Although the phrasing of his lines is unusual, Ken Belford’s poetry is not easily forgotten. His poetry collections, like this one, his slick reckoning, are experiences the curious reader can open anywhere, read, turn the page, and read on. It’s not necessary to begin at the beginning nor to read to the end to get a good sense of what this poet is about. Read a little, or read a lot, he’s worth it.
Ken Belford is a timber framer. He has managed a northern wood lot, from which he has milled his own lumber, carrying out most of the timbers for his buildings on his back. These thoughtful, yet playful poems tell of powerful connections artfully made, of an earned sense of how things work, and an intimate awareness of the cycle of all things.
For more than half his life, Ken Belford lived “back of beyond” in the Skeena mountains, in Gitxsan territory. He lived, all that time, “around the corner” from the colonizer. He is an unusual man, not your usual white guy, and his reputation has to do with land, and how people live on it.

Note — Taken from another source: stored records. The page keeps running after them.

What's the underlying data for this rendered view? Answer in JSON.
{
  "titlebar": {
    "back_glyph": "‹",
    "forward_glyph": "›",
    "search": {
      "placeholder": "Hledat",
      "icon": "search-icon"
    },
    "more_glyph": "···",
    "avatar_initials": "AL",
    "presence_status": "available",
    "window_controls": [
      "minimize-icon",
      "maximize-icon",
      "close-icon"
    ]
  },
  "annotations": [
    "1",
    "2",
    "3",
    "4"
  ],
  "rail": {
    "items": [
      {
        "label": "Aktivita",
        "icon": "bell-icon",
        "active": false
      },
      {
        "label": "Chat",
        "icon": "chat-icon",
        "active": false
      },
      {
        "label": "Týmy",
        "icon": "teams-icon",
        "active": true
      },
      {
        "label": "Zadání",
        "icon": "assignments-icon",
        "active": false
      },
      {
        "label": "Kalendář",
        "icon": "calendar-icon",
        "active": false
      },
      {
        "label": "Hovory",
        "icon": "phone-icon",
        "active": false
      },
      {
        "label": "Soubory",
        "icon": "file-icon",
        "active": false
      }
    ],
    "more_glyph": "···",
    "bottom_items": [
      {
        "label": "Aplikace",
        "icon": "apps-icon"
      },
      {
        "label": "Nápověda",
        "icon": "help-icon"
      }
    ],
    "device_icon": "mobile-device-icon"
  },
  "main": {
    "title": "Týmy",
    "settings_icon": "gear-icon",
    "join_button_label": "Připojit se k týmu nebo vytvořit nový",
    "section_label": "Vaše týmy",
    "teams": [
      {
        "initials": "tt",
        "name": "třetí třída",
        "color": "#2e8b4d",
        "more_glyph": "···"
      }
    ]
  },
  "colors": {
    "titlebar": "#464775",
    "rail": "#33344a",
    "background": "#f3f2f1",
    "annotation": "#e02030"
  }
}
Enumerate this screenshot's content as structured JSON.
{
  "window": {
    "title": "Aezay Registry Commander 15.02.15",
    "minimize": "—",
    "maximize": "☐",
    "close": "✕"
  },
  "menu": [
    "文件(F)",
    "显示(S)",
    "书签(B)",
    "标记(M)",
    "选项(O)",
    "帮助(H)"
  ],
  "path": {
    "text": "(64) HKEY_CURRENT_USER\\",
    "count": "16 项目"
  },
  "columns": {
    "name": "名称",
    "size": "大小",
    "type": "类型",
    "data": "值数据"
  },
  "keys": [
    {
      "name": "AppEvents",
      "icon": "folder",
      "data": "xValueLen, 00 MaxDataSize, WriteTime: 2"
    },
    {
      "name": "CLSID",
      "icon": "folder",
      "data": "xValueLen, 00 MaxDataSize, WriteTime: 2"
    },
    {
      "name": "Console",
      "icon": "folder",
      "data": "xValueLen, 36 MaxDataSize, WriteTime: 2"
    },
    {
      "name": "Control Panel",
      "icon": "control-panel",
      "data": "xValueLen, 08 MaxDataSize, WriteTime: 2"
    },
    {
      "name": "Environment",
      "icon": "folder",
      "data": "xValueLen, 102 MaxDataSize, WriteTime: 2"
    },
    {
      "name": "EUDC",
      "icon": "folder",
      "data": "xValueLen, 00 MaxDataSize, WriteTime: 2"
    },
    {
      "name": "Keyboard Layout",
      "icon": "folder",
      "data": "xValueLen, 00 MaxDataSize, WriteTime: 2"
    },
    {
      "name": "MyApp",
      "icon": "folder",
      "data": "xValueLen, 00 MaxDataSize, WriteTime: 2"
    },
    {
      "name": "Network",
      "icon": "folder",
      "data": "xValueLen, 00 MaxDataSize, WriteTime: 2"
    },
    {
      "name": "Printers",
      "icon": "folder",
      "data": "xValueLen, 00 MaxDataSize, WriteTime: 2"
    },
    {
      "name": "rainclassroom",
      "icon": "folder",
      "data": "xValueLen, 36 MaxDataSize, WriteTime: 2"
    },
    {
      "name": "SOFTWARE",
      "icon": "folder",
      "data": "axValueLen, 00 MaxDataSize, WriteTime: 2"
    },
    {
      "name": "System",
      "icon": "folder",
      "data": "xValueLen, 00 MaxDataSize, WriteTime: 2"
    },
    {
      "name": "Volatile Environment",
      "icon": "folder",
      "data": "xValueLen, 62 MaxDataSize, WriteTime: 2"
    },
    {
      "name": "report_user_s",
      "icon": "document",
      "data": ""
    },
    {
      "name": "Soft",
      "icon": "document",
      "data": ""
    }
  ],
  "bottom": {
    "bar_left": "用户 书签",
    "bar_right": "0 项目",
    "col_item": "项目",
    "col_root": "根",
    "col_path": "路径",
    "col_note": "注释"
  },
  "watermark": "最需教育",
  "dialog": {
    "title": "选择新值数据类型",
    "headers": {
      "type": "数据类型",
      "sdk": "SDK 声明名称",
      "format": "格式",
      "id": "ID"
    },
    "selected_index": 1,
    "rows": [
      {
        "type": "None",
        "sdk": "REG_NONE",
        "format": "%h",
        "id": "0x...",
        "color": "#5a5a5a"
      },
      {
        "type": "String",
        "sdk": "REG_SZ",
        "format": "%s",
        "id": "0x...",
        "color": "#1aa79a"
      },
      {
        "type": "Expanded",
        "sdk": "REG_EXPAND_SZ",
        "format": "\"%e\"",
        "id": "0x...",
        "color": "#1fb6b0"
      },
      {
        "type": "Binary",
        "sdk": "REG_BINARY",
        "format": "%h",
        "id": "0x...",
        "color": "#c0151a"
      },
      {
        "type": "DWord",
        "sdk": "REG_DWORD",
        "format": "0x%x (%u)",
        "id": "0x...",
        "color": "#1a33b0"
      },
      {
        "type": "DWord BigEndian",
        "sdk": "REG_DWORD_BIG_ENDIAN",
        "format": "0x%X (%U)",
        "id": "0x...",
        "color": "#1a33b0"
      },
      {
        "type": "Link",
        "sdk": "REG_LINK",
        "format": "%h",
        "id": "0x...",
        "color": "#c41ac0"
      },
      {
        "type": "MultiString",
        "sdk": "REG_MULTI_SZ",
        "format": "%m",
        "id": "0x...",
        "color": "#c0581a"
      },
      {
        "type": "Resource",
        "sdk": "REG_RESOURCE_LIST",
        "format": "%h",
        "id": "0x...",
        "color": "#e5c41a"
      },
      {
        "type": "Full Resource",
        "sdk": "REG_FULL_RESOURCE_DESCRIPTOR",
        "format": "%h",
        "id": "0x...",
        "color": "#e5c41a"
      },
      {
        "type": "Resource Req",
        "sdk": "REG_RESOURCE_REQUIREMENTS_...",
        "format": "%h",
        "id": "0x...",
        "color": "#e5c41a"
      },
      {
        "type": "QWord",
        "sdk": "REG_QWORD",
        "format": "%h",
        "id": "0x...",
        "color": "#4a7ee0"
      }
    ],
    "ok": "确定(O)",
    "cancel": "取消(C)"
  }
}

The “self-educated lan(d)guage poet” has said that living for decades in the “back country” has afforded him a unique relationship to language that rejects the colonial impulse to write about nature, but speaks from the regions of the otherCurrently living in Prince George, British Columbia, with his activist wife, Si, Belford continues to write outside the boundaries of the conventional forms of the various schools of poetry.
His seven previous books of poetry are Fireweed, The Post Electric Caveman, Pathways into the Mountains, lan(d)guage, when snakes awaken, ecologue, Decompositions, and Internodes.